The antioxidants in soybeans also have an anti-inflammatory effect on the body, and studies show that soy foods can bring down the risk of breast cancer by a third. Asian women consuming soy foods showed a lower occurrence of breast cancer than their western counterparts.
Several other studies show that soy foods can improve mental health and have anti-depression properties for older adults. Whole soy foods are also great for digestive health due to their high fiber content and complex carbohydrates.
Therefore, soy foods can contribute to the overall lifestyle of the world.
A government report states that over 65% of the world may have a lactose malabsorption problem. These population cohorts often face trouble fulfilling their daily protein intake because most traditional protein sources are either meat or dairy-based. Soy foods solve this problem globally. Tofu and soy chunks can give a meaty texture and high spice absorption for protein lovers looking for meat alternatives.
Besides, soy milk can act as a digestible dairy alternative for lactose intolerants.
About 16% of the world’s population comprises toddlers, kids, and adolescents or people below the age of 18 years. This cohort is the world’s future, and it is essential to ensure that kids today get a balanced nutritional diet. Adding soy foods can be a step towards that goal. According to a study, soy foods contain isoflavones that can act as a hormonal balance for the extra estrogen that enters a kid’s body by consuming cow’s milk.
Also, soy foods are suitable for improving kidney health in kids and balancing the additional stress that kidneys undergo when the body consumes a lot of animal protein.

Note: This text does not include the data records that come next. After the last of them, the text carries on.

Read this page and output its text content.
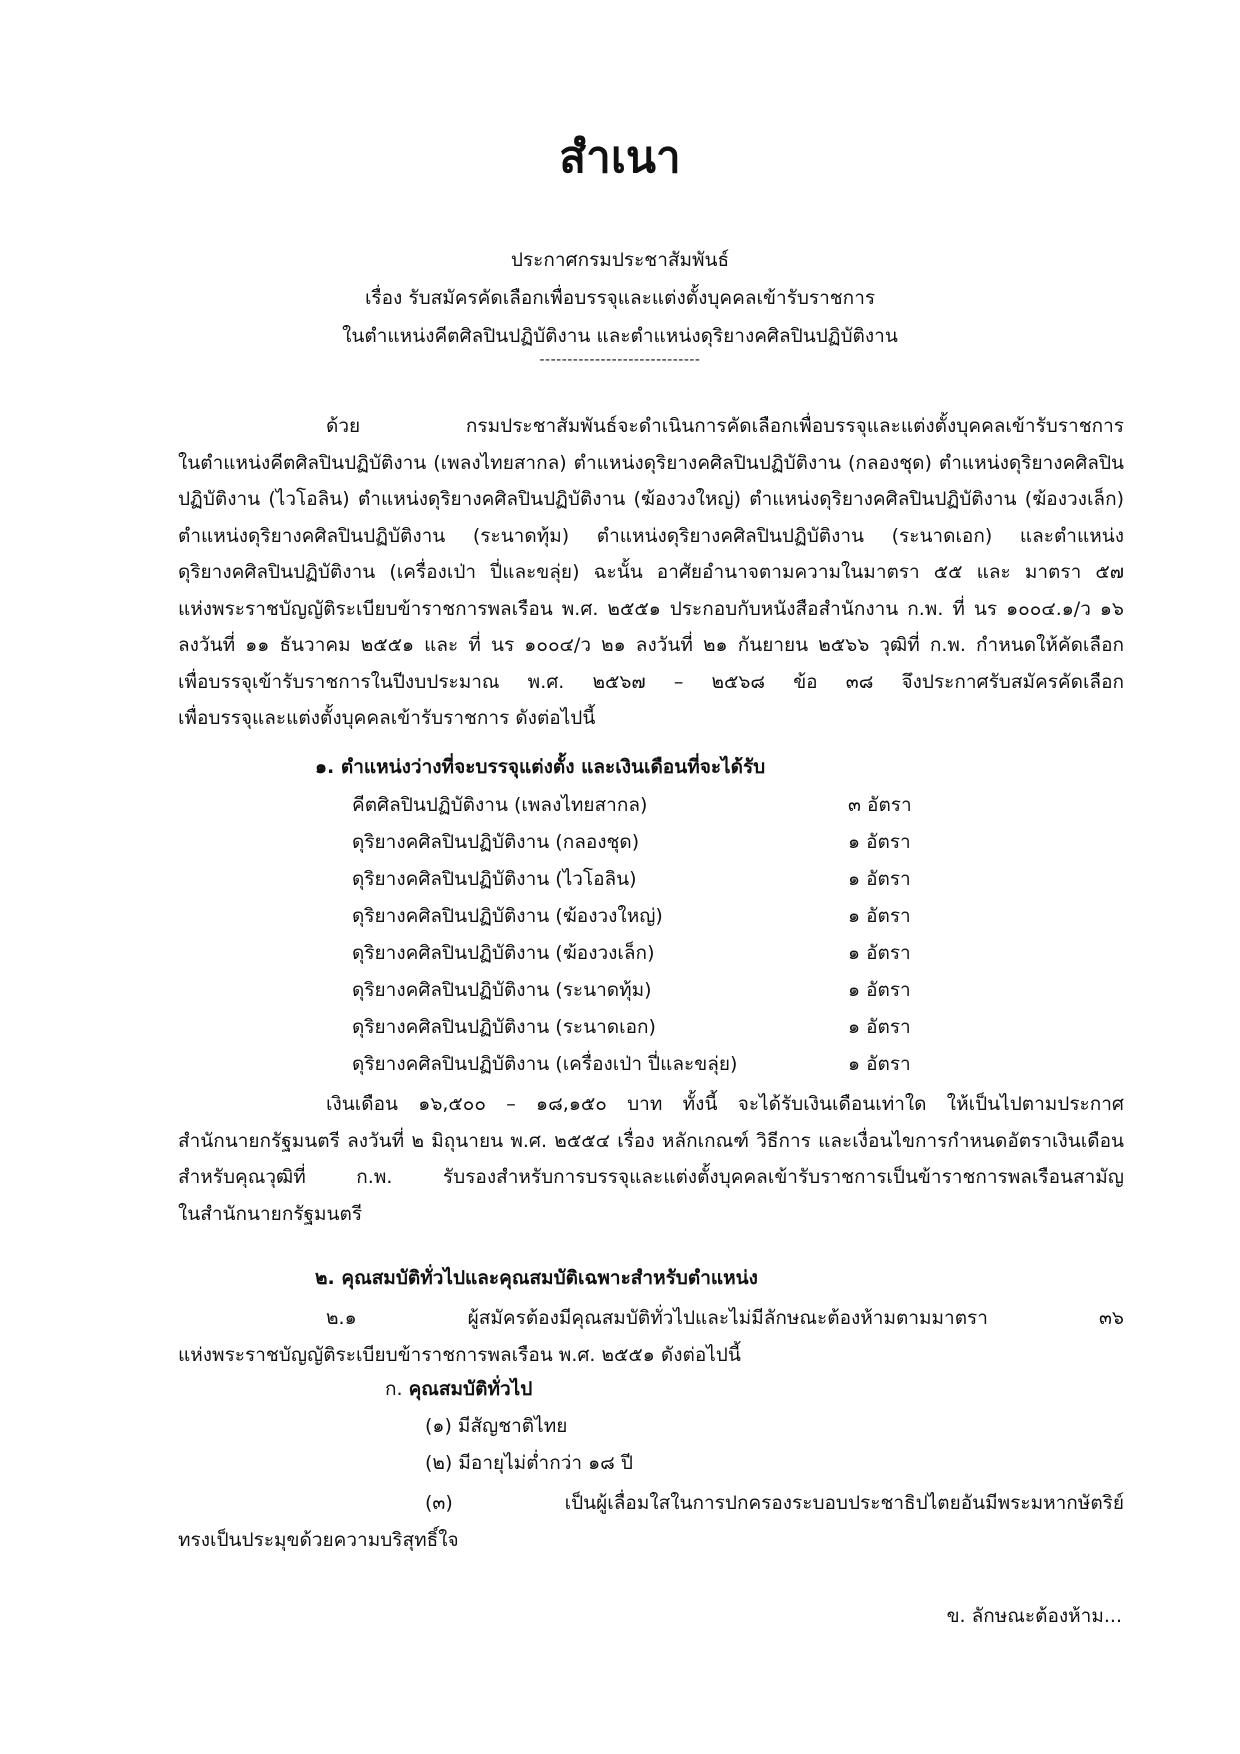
สำเนา
ประกาศกรมประชาสัมพันธ์
เรื่อง รับสมัครคัดเลือกเพื่อบรรจุและแต่งตั้งบุคคลเข้ารับราชการ
ในตำแหน่งคีตศิลปินปฏิบัติงาน และตำแหน่งดุริยางคศิลปินปฏิบัติงาน
-----------------------------
ด้วย กรมประชาสัมพันธ์จะดำเนินการคัดเลือกเพื่อบรรจุและแต่งตั้งบุคคลเข้ารับราชการ
ในตำแหน่งคีตศิลปินปฏิบัติงาน (เพลงไทยสากล) ตำแหน่งดุริยางคศิลปินปฏิบัติงาน (กลองชุด) ตำแหน่งดุริยางคศิลปิน
ปฏิบัติงาน (ไวโอลิน) ตำแหน่งดุริยางคศิลปินปฏิบัติงาน (ฆ้องวงใหญ่) ตำแหน่งดุริยางคศิลปินปฏิบัติงาน (ฆ้องวงเล็ก)
ตำแหน่งดุริยางคศิลปินปฏิบัติงาน (ระนาดทุ้ม) ตำแหน่งดุริยางคศิลปินปฏิบัติงาน (ระนาดเอก) และตำแหน่ง
ดุริยางคศิลปินปฏิบัติงาน (เครื่องเป่า ปี่และขลุ่ย) ฉะนั้น อาศัยอำนาจตามความในมาตรา ๕๕ และ มาตรา ๕๗
แห่งพระราชบัญญัติระเบียบข้าราชการพลเรือน พ.ศ. ๒๕๕๑ ประกอบกับหนังสือสำนักงาน ก.พ. ที่ นร ๑๐๐๔.๑/ว ๑๖
ลงวันที่ ๑๑ ธันวาคม ๒๕๕๑ และ ที่ นร ๑๐๐๔/ว ๒๑ ลงวันที่ ๒๑ กันยายน ๒๕๖๖ วุฒิที่ ก.พ. กำหนดให้คัดเลือก
เพื่อบรรจุเข้ารับราชการในปีงบประมาณ พ.ศ. ๒๕๖๗ – ๒๕๖๘ ข้อ ๓๘ จึงประกาศรับสมัครคัดเลือก
เพื่อบรรจุและแต่งตั้งบุคคลเข้ารับราชการ ดังต่อไปนี้
๑. ตำแหน่งว่างที่จะบรรจุแต่งตั้ง และเงินเดือนที่จะได้รับ
คีตศิลปินปฏิบัติงาน (เพลงไทยสากล)	๓ อัตรา
ดุริยางคศิลปินปฏิบัติงาน (กลองชุด)	๑ อัตรา
ดุริยางคศิลปินปฏิบัติงาน (ไวโอลิน)	๑ อัตรา
ดุริยางคศิลปินปฏิบัติงาน (ฆ้องวงใหญ่)	๑ อัตรา
ดุริยางคศิลปินปฏิบัติงาน (ฆ้องวงเล็ก)	๑ อัตรา
ดุริยางคศิลปินปฏิบัติงาน (ระนาดทุ้ม)	๑ อัตรา
ดุริยางคศิลปินปฏิบัติงาน (ระนาดเอก)	๑ อัตรา
ดุริยางคศิลปินปฏิบัติงาน (เครื่องเป่า ปี่และขลุ่ย)	๑ อัตรา
เงินเดือน ๑๖,๕๐๐ – ๑๘,๑๕๐ บาท ทั้งนี้ จะได้รับเงินเดือนเท่าใด ให้เป็นไปตามประกาศ
สำนักนายกรัฐมนตรี ลงวันที่ ๒ มิถุนายน พ.ศ. ๒๕๕๔ เรื่อง หลักเกณฑ์ วิธีการ และเงื่อนไขการกำหนดอัตราเงินเดือน
สำหรับคุณวุฒิที่ ก.พ. รับรองสำหรับการบรรจุและแต่งตั้งบุคคลเข้ารับราชการเป็นข้าราชการพลเรือนสามัญ
ในสำนักนายกรัฐมนตรี
๒. คุณสมบัติทั่วไปและคุณสมบัติเฉพาะสำหรับตำแหน่ง
๒.๑ ผู้สมัครต้องมีคุณสมบัติทั่วไปและไม่มีลักษณะต้องห้ามตามมาตรา ๓๖
แห่งพระราชบัญญัติระเบียบข้าราชการพลเรือน พ.ศ. ๒๕๕๑ ดังต่อไปนี้
ก. คุณสมบัติทั่วไป
(๑) มีสัญชาติไทย
(๒) มีอายุไม่ต่ำกว่า ๑๘ ปี
(๓) เป็นผู้เลื่อมใสในการปกครองระบอบประชาธิปไตยอันมีพระมหากษัตริย์
ทรงเป็นประมุขด้วยความบริสุทธิ์ใจ
ข. ลักษณะต้องห้าม...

Furthermore, the 100% digestible protein in soy foods ensures early growth and development of the child.
Soy foods can revolutionize nutrition globally by solving the world’s protein crisis, increasing food affordability, introducing healthy lifestyles, empowering women’s and kids’ health, and providing alternate food options for vegetarians. However, global climate risks are associated with soy food production, which needs a sustainability push and careful consideration by nations worldwide.